Stocks continue to recover as DSEX crosses 6,200
DSE turnover hits 12-week high
Stocks retained their upward streak for the third consecutive session on Tuesday, with the Dhaka Stock Exchange's key index crossing the 6200 mark, riding on favourable regulatory interventions and increased market participation across the bourse.
Following the interventions and some positive updates on foreign exchange remittances, and a breathing space in exchange rates, investors entered a buying spell.
EBL Securities wrote in its daily market commentary that regulatory interventions had tamed the pessimism of investors and restored their confidence on the trading floor.
Moreover, it added that the recent rise in remittance inflows and declining imports are providing some breathing space for the country's stressed foreign exchange reserves.
The DSE daily turnover increased 28.4% to Tk1,183 crore, the highest since 10 May.
DSEX, the prime index of the Dhaka Stock Exchange (DSE), charged up 85.2 points or 1.38% to close at 6,249 on Tuesday.
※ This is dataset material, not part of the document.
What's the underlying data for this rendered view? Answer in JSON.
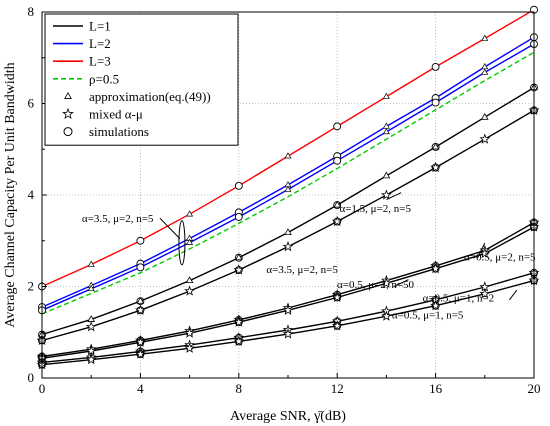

Textiles, pharmaceuticals, and miscellaneous, dominated the sectoral turnover table, while the life insurance, services, and paper sectors led the gains, and the food and allied sector suffered a minor correction.
Of the 382 issues traded, 290 advanced, 36 declined, and 56 remained unchanged in the DSE.
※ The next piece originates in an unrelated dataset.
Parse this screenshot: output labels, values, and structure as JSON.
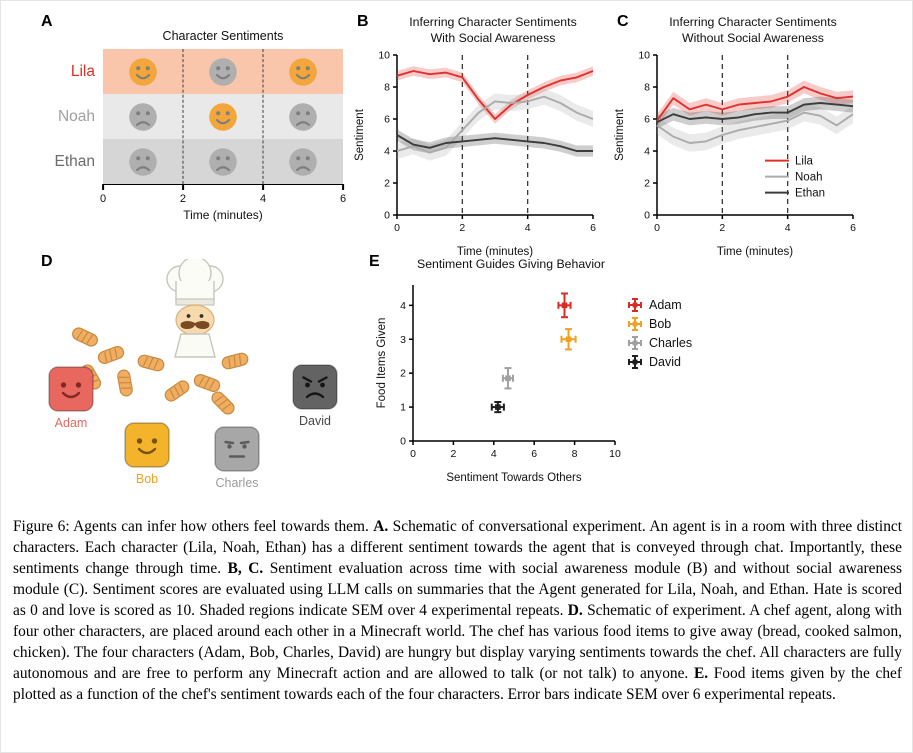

The Chittagong Stock Exchange (CSE) also settled in the green.
Merchant bankers to give the market a hand
In a meeting with the Bangladesh Securities and Exchange Commission (BSEC) officials, the leaders of the Bangladesh Merchant Bankers Association (BMBA) stressed increasing market liquidity and strengthening investors' confidence.
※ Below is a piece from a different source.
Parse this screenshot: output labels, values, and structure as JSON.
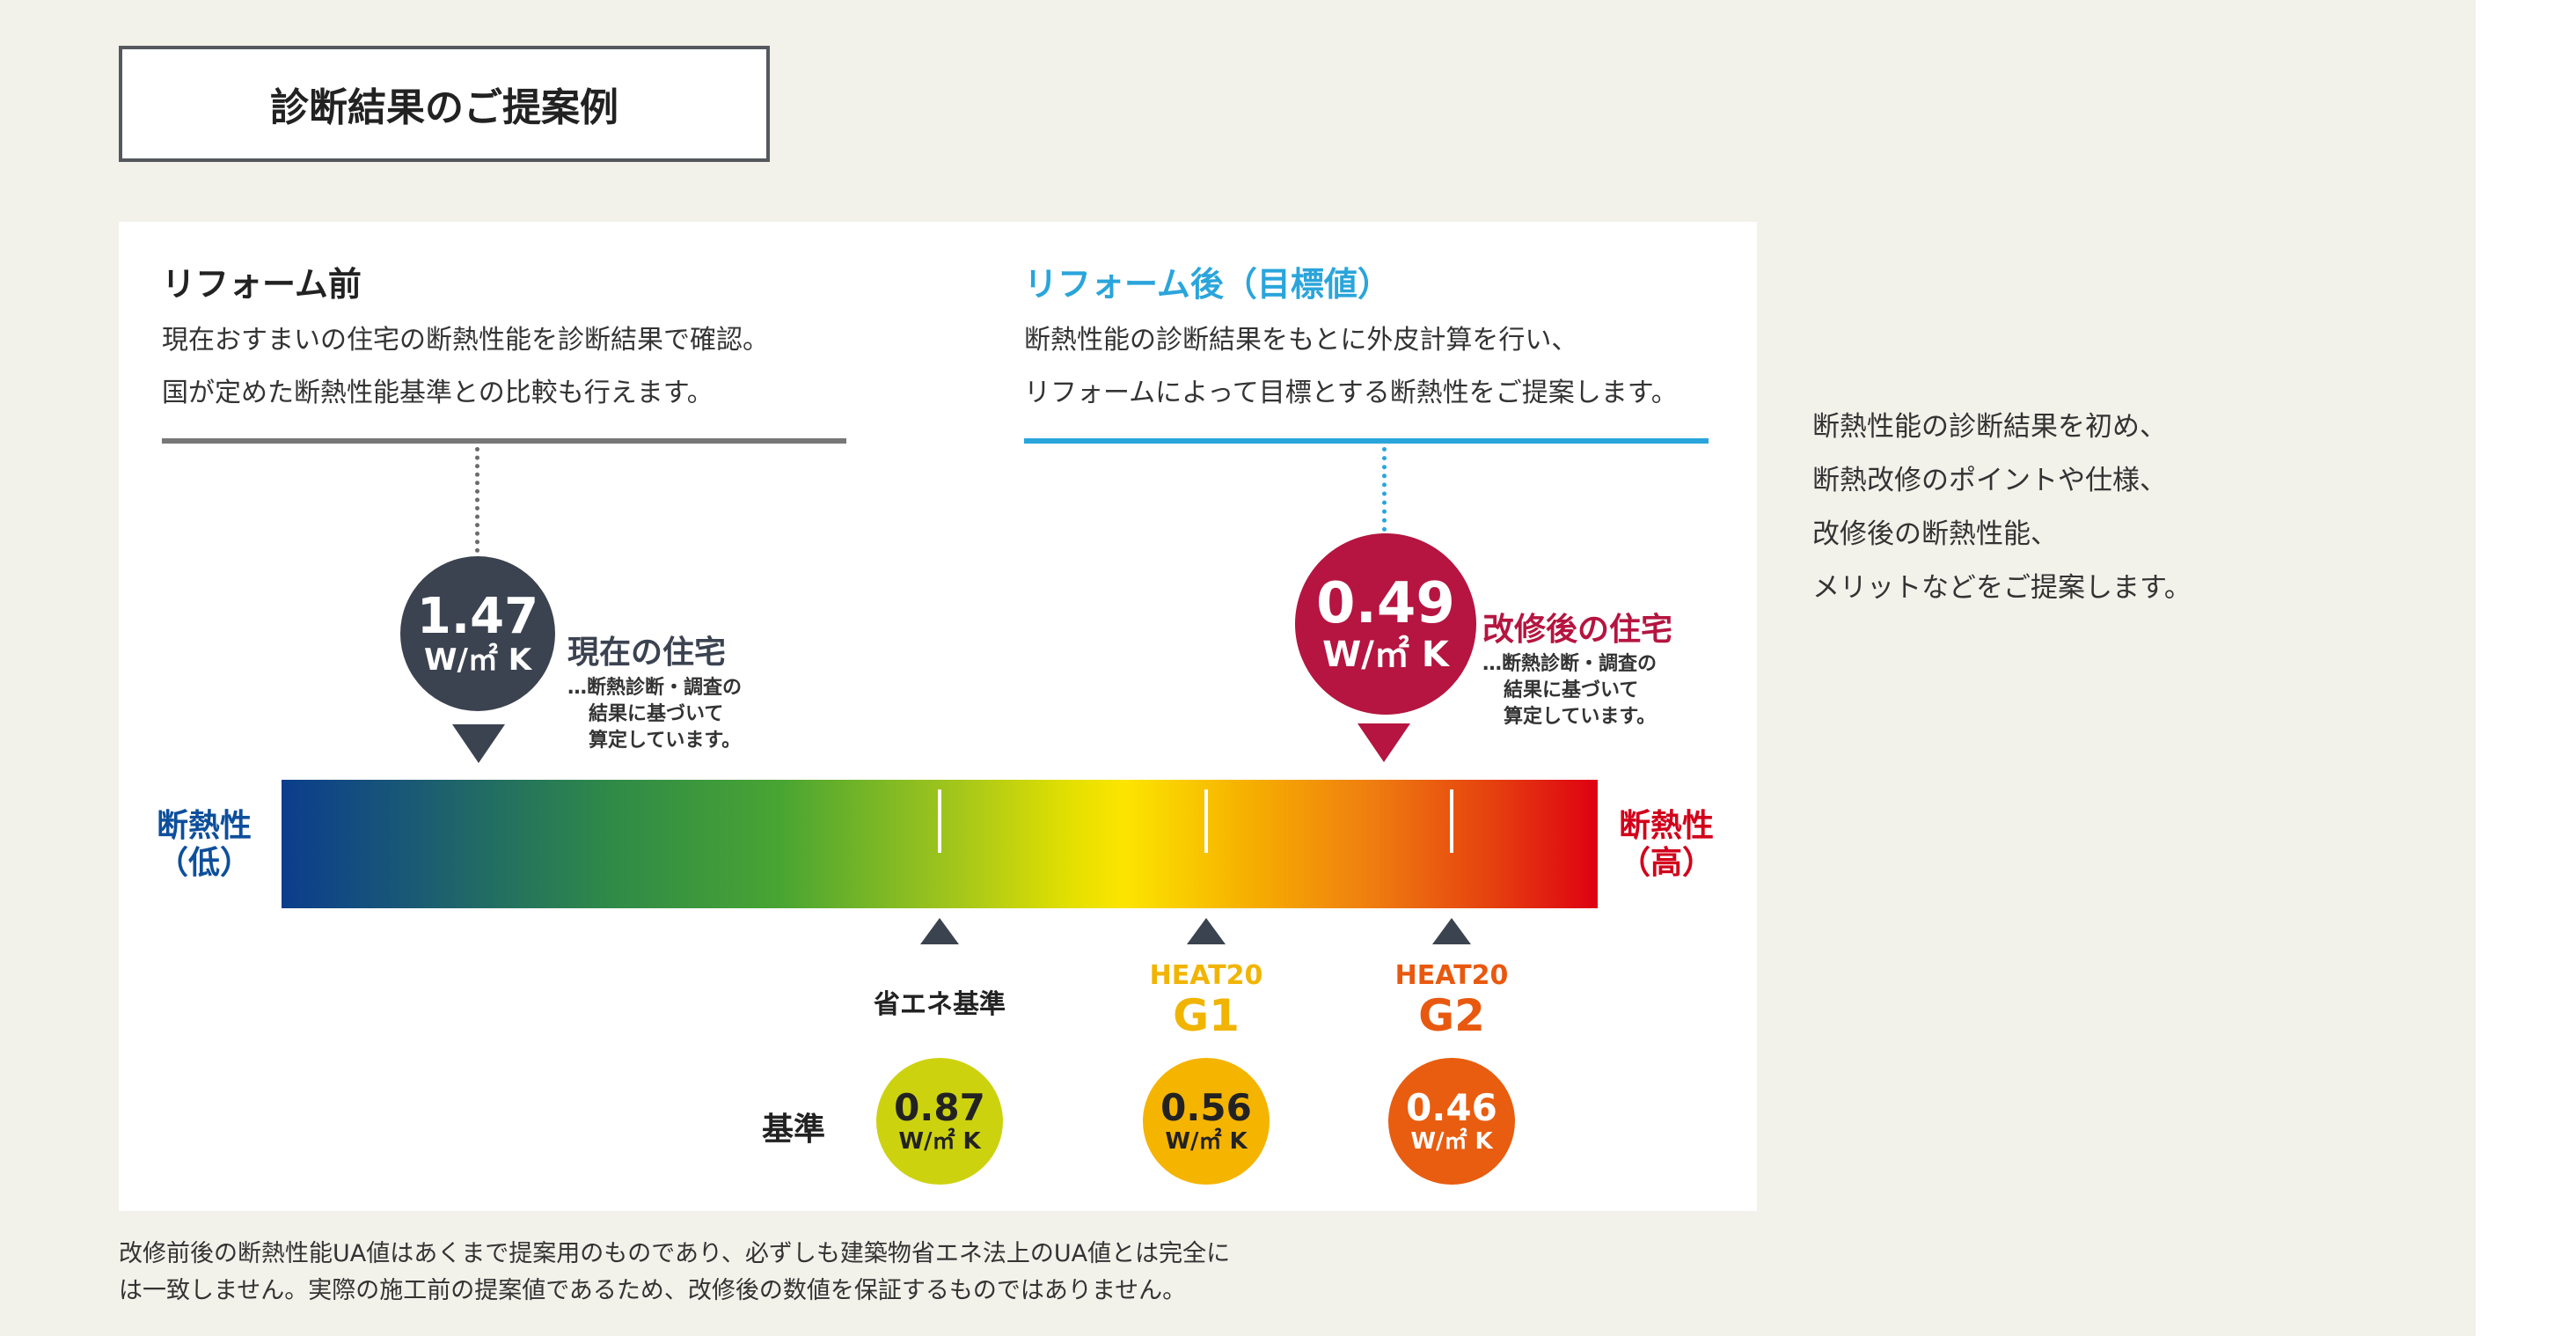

The merchant bankers assured the regulator of their full cooperation in this regard, according to the regulator.
The meeting decided on four tasks to help strengthen the market.
These include merchant bankers encouraging their clients to reinvest the idle funds in their accounts in the secondary market, encouraging inactive clients to make fresh investments in stocks, adding at least 10% to the merchant banks' own portfolio, and very significantly, increasing efforts to bring more institutional investors into the capital market.